Przejdź do treści
Źródło artykułu

Piloci oślepiani laserem podczas nocnych lotów - groźny incydent na lotnisku w Kąkolewie

27 września policjanci z Komendy Powiatowej Policji w Nowym Tomyślu zatrzymali 37-letniego mieszkańca powiatu nowotomyskiego, który przy pomocy urządzenia laserowego oślepiał pilotów samolotów wykonujących loty w rejonie lotniska Kąkolewo. Mężczyzna za umyślne stwarzanie zagrożenia w ruch lotniczym odpowie przed sądem.

W dniach 26 oraz 27 września 2025 roku z lotniska w Kąkolewie odbywały się nocne loty szkolne, organizowane przez Centrum Kształcenia Lotniczego Politechniki Poznańskiej w ramach programu szkolenia pilotów do uzyskania licencji zawodowej.

W dniu 26 września załogi samolotów (instruktor i pilot-uczeń) wykonujące loty nocne w rejonie Nowego Tomyśla, w strefie ruchu lotniska Kąkolewo, zostały wielokrotnie oślepione intensywną zieloną wiązką lasera. Zdarzenie miało miejsce w godz. 19:30 – 21:30. Sytuacja stwarzała realne zagrożenie dla bezpieczeństwa wykonywanych operacji lotniczych oraz zdrowia członków załóg.

Intensywność światła w praktyce uniemożliwiała bezpieczne kontynuowanie lotów. Pomimo oddalenia się samolotów na odległość kilkunastu kilometrów od źródła światła, były one nadal ścigane bardzo mocną wiązką laserową. Sytuacja powtórzyła się kolejnego dnia w sobotę 27 września.

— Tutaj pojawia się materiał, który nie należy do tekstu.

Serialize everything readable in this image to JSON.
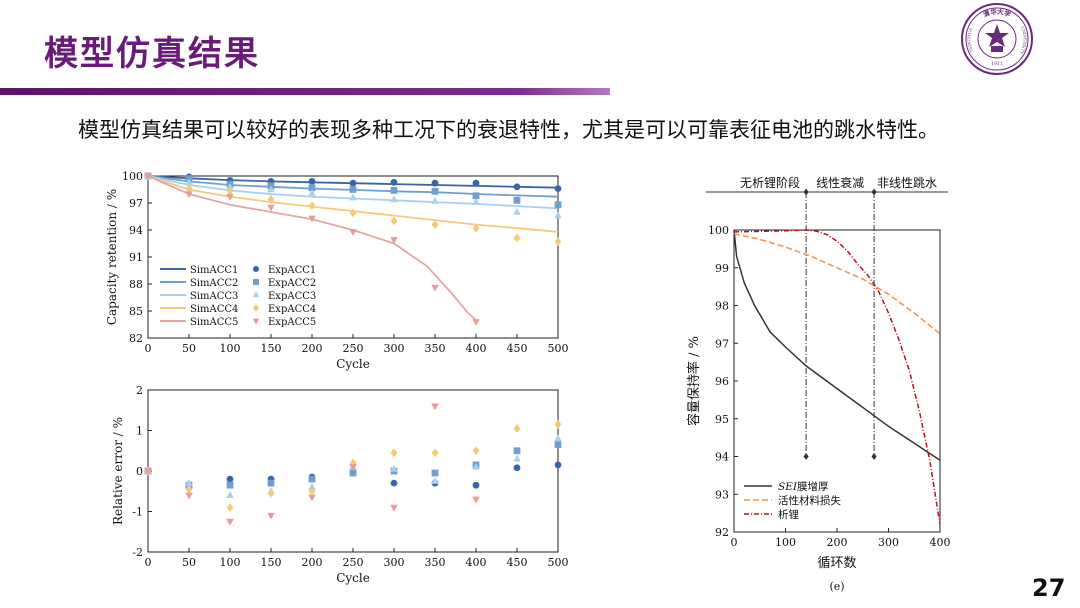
{
  "slide": {
    "title": "模型仿真结果",
    "subtitle": "模型仿真结果可以较好的表现多种工况下的衰退特性，尤其是可以可靠表征电池的跳水特性。",
    "page_number": "27",
    "logo": {
      "icon": "tsinghua-university-seal-icon",
      "text_top": "清华大学",
      "text_left": "TSINGHUA",
      "text_right": "UNIVERSITY",
      "year": "1911"
    },
    "accent_color": "#6a1b7a"
  },
  "chart_data": [
    {
      "type": "line",
      "ylabel": "Capacity retention / %",
      "xlabel": "Cycle",
      "xlim": [
        0,
        500
      ],
      "ylim": [
        82,
        100
      ],
      "xticks": [
        0,
        50,
        100,
        150,
        200,
        250,
        300,
        350,
        400,
        450,
        500
      ],
      "yticks": [
        82,
        85,
        88,
        91,
        94,
        97,
        100
      ],
      "legend_position": "bottom-left",
      "series": [
        {
          "name": "SimACC1",
          "kind": "line",
          "color": "#3a64a4",
          "x": [
            0,
            50,
            100,
            150,
            200,
            250,
            300,
            350,
            400,
            450,
            500
          ],
          "y": [
            100,
            99.75,
            99.55,
            99.4,
            99.3,
            99.2,
            99.1,
            99.0,
            98.9,
            98.8,
            98.7
          ]
        },
        {
          "name": "SimACC2",
          "kind": "line",
          "color": "#6f9fcf",
          "x": [
            0,
            50,
            100,
            150,
            200,
            250,
            300,
            350,
            400,
            450,
            500
          ],
          "y": [
            100,
            99.4,
            99.0,
            98.8,
            98.6,
            98.45,
            98.3,
            98.2,
            98.0,
            97.85,
            97.7
          ]
        },
        {
          "name": "SimACC3",
          "kind": "line",
          "color": "#a8d0ee",
          "x": [
            0,
            50,
            100,
            150,
            200,
            250,
            300,
            350,
            400,
            450,
            500
          ],
          "y": [
            100,
            99.0,
            98.4,
            98.0,
            97.7,
            97.5,
            97.3,
            97.1,
            96.9,
            96.65,
            96.4
          ]
        },
        {
          "name": "SimACC4",
          "kind": "line",
          "color": "#f4c978",
          "x": [
            0,
            50,
            100,
            150,
            200,
            250,
            300,
            350,
            400,
            450,
            500
          ],
          "y": [
            100,
            98.5,
            97.7,
            97.1,
            96.6,
            96.1,
            95.6,
            95.1,
            94.6,
            94.2,
            93.8
          ]
        },
        {
          "name": "SimACC5",
          "kind": "line",
          "color": "#e2a7a3",
          "x": [
            0,
            50,
            100,
            150,
            200,
            250,
            300,
            340,
            370,
            390,
            400
          ],
          "y": [
            100,
            98.0,
            96.8,
            96.0,
            95.2,
            94.0,
            92.5,
            90.0,
            87.0,
            84.8,
            84.0
          ]
        },
        {
          "name": "ExpACC1",
          "kind": "scatter",
          "marker": "circle",
          "color": "#3a64a4",
          "x": [
            0,
            50,
            100,
            150,
            200,
            250,
            300,
            350,
            400,
            450,
            500
          ],
          "y": [
            100,
            99.9,
            99.5,
            99.4,
            99.4,
            99.2,
            99.3,
            99.2,
            99.2,
            98.8,
            98.6
          ]
        },
        {
          "name": "ExpACC2",
          "kind": "scatter",
          "marker": "square",
          "color": "#6f9fcf",
          "x": [
            0,
            50,
            100,
            150,
            200,
            250,
            300,
            350,
            400,
            450,
            500
          ],
          "y": [
            100,
            99.7,
            99.1,
            98.9,
            98.7,
            98.5,
            98.4,
            98.3,
            97.8,
            97.3,
            96.8
          ]
        },
        {
          "name": "ExpACC3",
          "kind": "scatter",
          "marker": "triangle-up",
          "color": "#a8d0ee",
          "x": [
            0,
            50,
            100,
            150,
            200,
            250,
            300,
            350,
            400,
            450,
            500
          ],
          "y": [
            100,
            99.3,
            98.8,
            98.5,
            98.1,
            97.6,
            97.4,
            97.2,
            97.1,
            96.0,
            95.6
          ]
        },
        {
          "name": "ExpACC4",
          "kind": "scatter",
          "marker": "diamond",
          "color": "#f4c978",
          "x": [
            0,
            50,
            100,
            150,
            200,
            250,
            300,
            350,
            400,
            450,
            500
          ],
          "y": [
            100,
            98.6,
            98.3,
            97.4,
            96.7,
            95.9,
            95.0,
            94.6,
            94.2,
            93.1,
            92.7
          ]
        },
        {
          "name": "ExpACC5",
          "kind": "scatter",
          "marker": "triangle-down",
          "color": "#e89b9b",
          "x": [
            0,
            50,
            100,
            150,
            200,
            250,
            300,
            350,
            400
          ],
          "y": [
            100,
            98.0,
            97.7,
            96.5,
            95.3,
            93.8,
            92.9,
            87.6,
            83.8
          ]
        }
      ]
    },
    {
      "type": "scatter",
      "ylabel": "Relative error / %",
      "xlabel": "Cycle",
      "xlim": [
        0,
        500
      ],
      "ylim": [
        -2,
        2
      ],
      "xticks": [
        0,
        50,
        100,
        150,
        200,
        250,
        300,
        350,
        400,
        450,
        500
      ],
      "yticks": [
        -2,
        -1,
        0,
        1,
        2
      ],
      "series": [
        {
          "name": "ACC1",
          "marker": "circle",
          "color": "#3a64a4",
          "x": [
            0,
            50,
            100,
            150,
            200,
            250,
            300,
            350,
            400,
            450,
            500
          ],
          "y": [
            0,
            -0.4,
            -0.2,
            -0.2,
            -0.15,
            -0.05,
            -0.3,
            -0.3,
            -0.35,
            0.08,
            0.15
          ]
        },
        {
          "name": "ACC2",
          "marker": "square",
          "color": "#6f9fcf",
          "x": [
            0,
            50,
            100,
            150,
            200,
            250,
            300,
            350,
            400,
            450,
            500
          ],
          "y": [
            0,
            -0.35,
            -0.35,
            -0.3,
            -0.2,
            -0.05,
            0.0,
            -0.05,
            0.15,
            0.5,
            0.65
          ]
        },
        {
          "name": "ACC3",
          "marker": "triangle-up",
          "color": "#a8d0ee",
          "x": [
            0,
            50,
            100,
            150,
            200,
            250,
            300,
            350,
            400,
            450,
            500
          ],
          "y": [
            0,
            -0.3,
            -0.6,
            -0.5,
            -0.4,
            0.1,
            0.05,
            -0.25,
            0.1,
            0.3,
            0.8
          ]
        },
        {
          "name": "ACC4",
          "marker": "diamond",
          "color": "#f4c978",
          "x": [
            0,
            50,
            100,
            150,
            200,
            250,
            300,
            350,
            400,
            450,
            500
          ],
          "y": [
            0,
            -0.45,
            -0.9,
            -0.55,
            -0.5,
            0.2,
            0.45,
            0.45,
            0.5,
            1.05,
            1.15
          ]
        },
        {
          "name": "ACC5",
          "marker": "triangle-down",
          "color": "#e89b9b",
          "x": [
            0,
            50,
            100,
            150,
            200,
            250,
            300,
            350,
            400
          ],
          "y": [
            0,
            -0.6,
            -1.25,
            -1.1,
            -0.65,
            0.1,
            -0.9,
            1.6,
            -0.7
          ]
        }
      ]
    },
    {
      "type": "line",
      "ylabel": "容量保持率 / %",
      "xlabel": "循环数",
      "caption": "(e)",
      "xlim": [
        0,
        400
      ],
      "ylim": [
        92,
        100
      ],
      "xticks": [
        0,
        100,
        200,
        300,
        400
      ],
      "yticks": [
        92,
        93,
        94,
        95,
        96,
        97,
        98,
        99,
        100
      ],
      "stages": [
        {
          "label": "无析锂阶段",
          "x_end": 140
        },
        {
          "label": "线性衰减",
          "x_end": 272
        },
        {
          "label": "非线性跳水",
          "x_end": 400
        }
      ],
      "stage_boundaries_x": [
        140,
        272
      ],
      "stage_boundary_marker_y": 94,
      "legend_position": "bottom-left",
      "series": [
        {
          "name": "SEI膜增厚",
          "name_italic_part": "SEI",
          "name_rest": "膜增厚",
          "style": "solid",
          "color": "#333333",
          "x": [
            0,
            5,
            20,
            40,
            70,
            100,
            140,
            180,
            220,
            260,
            300,
            350,
            400
          ],
          "y": [
            100,
            99.3,
            98.6,
            98.0,
            97.3,
            96.9,
            96.4,
            96.0,
            95.6,
            95.2,
            94.8,
            94.35,
            93.9
          ]
        },
        {
          "name": "活性材料损失",
          "style": "dashed",
          "color": "#f0914b",
          "x": [
            0,
            50,
            100,
            150,
            200,
            250,
            300,
            350,
            400
          ],
          "y": [
            99.9,
            99.75,
            99.55,
            99.3,
            99.0,
            98.7,
            98.3,
            97.8,
            97.25
          ]
        },
        {
          "name": "析锂",
          "style": "dash-dot",
          "color": "#b0141e",
          "x": [
            0,
            100,
            140,
            160,
            180,
            200,
            220,
            240,
            260,
            280,
            300,
            320,
            340,
            360,
            380,
            400
          ],
          "y": [
            99.95,
            99.98,
            100,
            99.97,
            99.88,
            99.7,
            99.45,
            99.1,
            98.8,
            98.4,
            97.8,
            97.1,
            96.3,
            95.2,
            93.9,
            92.2
          ]
        }
      ]
    }
  ]
}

O zdarzeniu została powiadomiona Komenda Powiatowa Policji w Nowym Tomyślu. W wyniku podjętych działań policja zatrzymała osobę oślepiającą załogi samolotów na gorącym uczynku. Mężczyzna przyznał się do winy. Policjantom tłumaczył, że kupił nowy sprzęt i chciał go wypróbować.

Kierowanie wiązki laserowej w stronę statku powietrznego i jego załogi stanowi skrajną nieodpowiedzialność. Działanie to może prowadzić do trwałego uszkodzenia wzroku u osoby, która zostanie bezpośrednio oślepiona. Przypomnijmy, że w 2019 roku w Warszawie osoba używająca zielonej wiązki lasera skierowała ją w stronę załogi Lotniczego Pogotowia Ratunkowego, trafiając prosto w oczy znajdującego się na pokładzie lekarza. W wyniku zdarzenia doszło do uszkodzenia siatkówki, co spowodowało u ratownika poważne problemy ze wzrokiem.

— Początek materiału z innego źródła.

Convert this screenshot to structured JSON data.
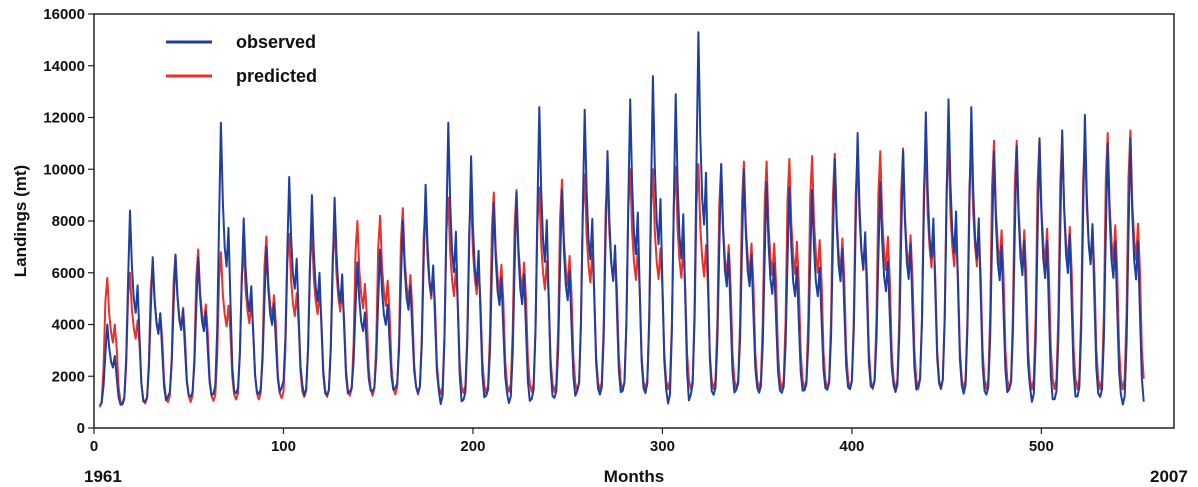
{
  "chart_data": {
    "type": "line",
    "title": "",
    "xlabel": "Months",
    "ylabel": "Landings (mt)",
    "xlim": [
      0,
      570
    ],
    "ylim": [
      0,
      16000
    ],
    "x_ticks": [
      0,
      100,
      200,
      300,
      400,
      500
    ],
    "y_ticks": [
      0,
      2000,
      4000,
      6000,
      8000,
      10000,
      12000,
      14000,
      16000
    ],
    "start_year_label": "1961",
    "end_year_label": "2007",
    "grid": false,
    "legend_position": "top-left",
    "months_per_cycle": 12,
    "series": [
      {
        "name": "observed",
        "color": "#1f3f9f",
        "annual_peaks": [
          4000,
          8400,
          6600,
          6700,
          6600,
          11800,
          8100,
          7000,
          9700,
          9000,
          8900,
          6400,
          6900,
          8000,
          9400,
          11800,
          10500,
          8700,
          9100,
          12400,
          9200,
          12300,
          10700,
          12700,
          13600,
          12900,
          15300,
          10200,
          10000,
          9500,
          9300,
          9200,
          10400,
          11400,
          9500,
          10700,
          12200,
          12700,
          12400,
          10700,
          10900,
          11200,
          11500,
          12100,
          11000,
          11200
        ],
        "annual_troughs": [
          800,
          800,
          900,
          1100,
          1100,
          1100,
          1200,
          1200,
          1400,
          1100,
          1100,
          1300,
          1300,
          1400,
          1200,
          700,
          900,
          1100,
          800,
          900,
          1000,
          1200,
          1100,
          1200,
          1100,
          700,
          1000,
          1100,
          1300,
          1200,
          1200,
          1300,
          1300,
          1300,
          1400,
          1200,
          1400,
          1300,
          1100,
          1100,
          1300,
          800,
          900,
          1000,
          1000,
          700
        ]
      },
      {
        "name": "predicted",
        "color": "#e8312a",
        "annual_peaks": [
          5800,
          6000,
          6400,
          6700,
          6900,
          6800,
          7000,
          7400,
          7500,
          7600,
          7800,
          8000,
          8200,
          8500,
          8700,
          8900,
          9000,
          9100,
          9200,
          9300,
          9600,
          9800,
          9900,
          10000,
          10000,
          10100,
          10200,
          10200,
          10300,
          10300,
          10400,
          10500,
          10600,
          10700,
          10700,
          10800,
          10900,
          11000,
          11000,
          11100,
          11100,
          11200,
          11300,
          11300,
          11400,
          11500
        ],
        "annual_troughs": [
          800,
          900,
          950,
          1000,
          1000,
          1050,
          1100,
          1100,
          1150,
          1200,
          1200,
          1250,
          1250,
          1300,
          1300,
          1300,
          1350,
          1350,
          1400,
          1400,
          1400,
          1450,
          1450,
          1450,
          1500,
          1500,
          1500,
          1500,
          1500,
          1500,
          1500,
          1500,
          1500,
          1500,
          1500,
          1500,
          1500,
          1500,
          1500,
          1500,
          1500,
          1500,
          1500,
          1500,
          1500,
          1500
        ]
      }
    ]
  }
}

Prawo lotnicze zabrania emitowania wiązki laserowej w kierunku statku powietrznego. Czyn ten jest zagrożony karą kara grzywny, ograniczenia wolności lub pozbawienia wolności do roku. W związku z tym, że takie działania stwarzają realne zagrożenie dla bezpieczeństwa lotów sądy często rozpatrują podobne sprawy również w kontekście sprowadzenia bezpośredniego niebezpieczeństwa katastrofy w ruchu powietrznym (Art. 173 kk).

„Laser to nie zabawka” – pod takim tytułem kilka lat temu Urząd Lotnictwa Cywilnego przeprowadził kampanię społeczną, której celem było podniesienie świadomości społecznej na temat niebezpieczeństw związanych z kierowaniem wiązki lasera w stronę samolotów.